Pesquisa conduzida na Unifesp (Universidade Federal de São Paulo) indica que a proteína SDC4 (sindecam-4), presente na superfície das células, pode ser um alvo terapêutico no combate ao câncer. Os resultados foram publicados em março de 2026 na revista Cytotechnology . Os experimentos mostraram que bloquear a SDC4 paralisa a divisão celular e elimina o mecanismo que permite às células tumorais sobreviver fora dos tecidos.

Essa capacidade de sobrevivência é o principal fator que facilita as metástases, ou seja, a disseminação do câncer para outros órgãos. “ Nosso estudo mostra que a SDC4 pode se tornar um alvo terapêutico promissor e servir como marcador diagnóstico para acompanhar a progressão de tumores.

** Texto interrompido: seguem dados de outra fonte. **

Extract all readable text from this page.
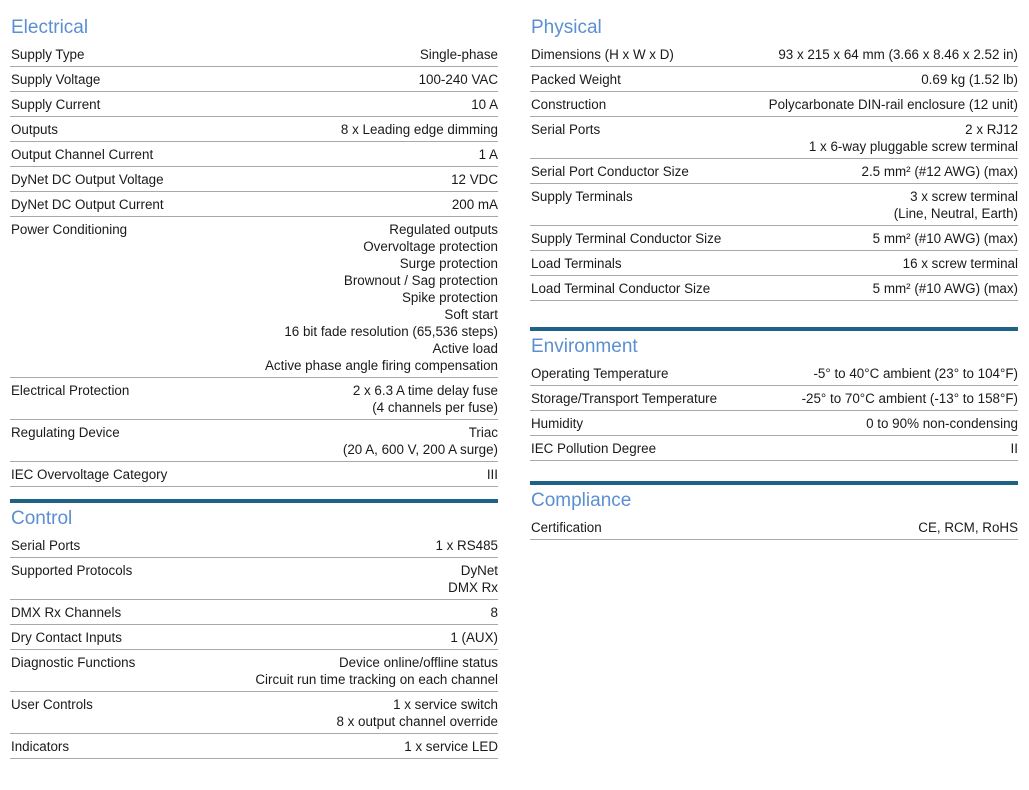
Electrical
Supply Type	Single-phase
Supply Voltage	100-240 VAC
Supply Current	10 A
Outputs	8 x Leading edge dimming
Output Channel Current	1 A
DyNet DC Output Voltage	12 VDC
DyNet DC Output Current	200 mA
Power Conditioning	Regulated outputs
Overvoltage protection
Surge protection
Brownout / Sag protection
Spike protection
Soft start
16 bit fade resolution (65,536 steps)
Active load
Active phase angle firing compensation
Electrical Protection	2 x 6.3 A time delay fuse
(4 channels per fuse)
Regulating Device	Triac
(20 A, 600 V, 200 A surge)
IEC Overvoltage Category	III
Control
Serial Ports	1 x RS485
Supported Protocols	DyNet
DMX Rx
DMX Rx Channels	8
Dry Contact Inputs	1 (AUX)
Diagnostic Functions	Device online/offline status
Circuit run time tracking on each channel
User Controls	1 x service switch
8 x output channel override
Indicators	1 x service LED
Physical
Dimensions (H x W x D)	93 x 215 x 64 mm (3.66 x 8.46 x 2.52 in)
Packed Weight	0.69 kg (1.52 lb)
Construction	Polycarbonate DIN-rail enclosure (12 unit)
Serial Ports	2 x RJ12
1 x 6-way pluggable screw terminal
Serial Port Conductor Size	2.5 mm² (#12 AWG) (max)
Supply Terminals	3 x screw terminal
(Line, Neutral, Earth)
Supply Terminal Conductor Size	5 mm² (#10 AWG) (max)
Load Terminals	16 x screw terminal
Load Terminal Conductor Size	5 mm² (#10 AWG) (max)
Environment
Operating Temperature	-5° to 40°C ambient (23° to 104°F)
Storage/Transport Temperature	-25° to 70°C ambient (-13° to 158°F)
Humidity	0 to 90% non-condensing
IEC Pollution Degree	II
Compliance
Certification	CE, RCM, RoHS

A estratégia de silenciar essa molécula tem potencial para impedir a proliferação de células cancerosas, mas ainda estamos em fases iniciais da pesquisa e seria necessário validar os resultados em cada caso específico da doença ”, afirma Carla Cristina Lopes, professora do Departamento de Ciências Biológicas da Unifesp e autora correspondente do artigo.

Para formar os tecidos do organismo, as células precisam estar ancoradas umas às outras e à matriz extracelular, que funciona como uma espécie de preenchimento entre elas. Quando uma célula normal se desprende desse ambiente, ela ativa um mecanismo natural de autodestruição chamado anoikis –termo de origem grega que pode ser traduzido como “morte por falta de casa”. No câncer, porém, esse processo de proteção é subvertido.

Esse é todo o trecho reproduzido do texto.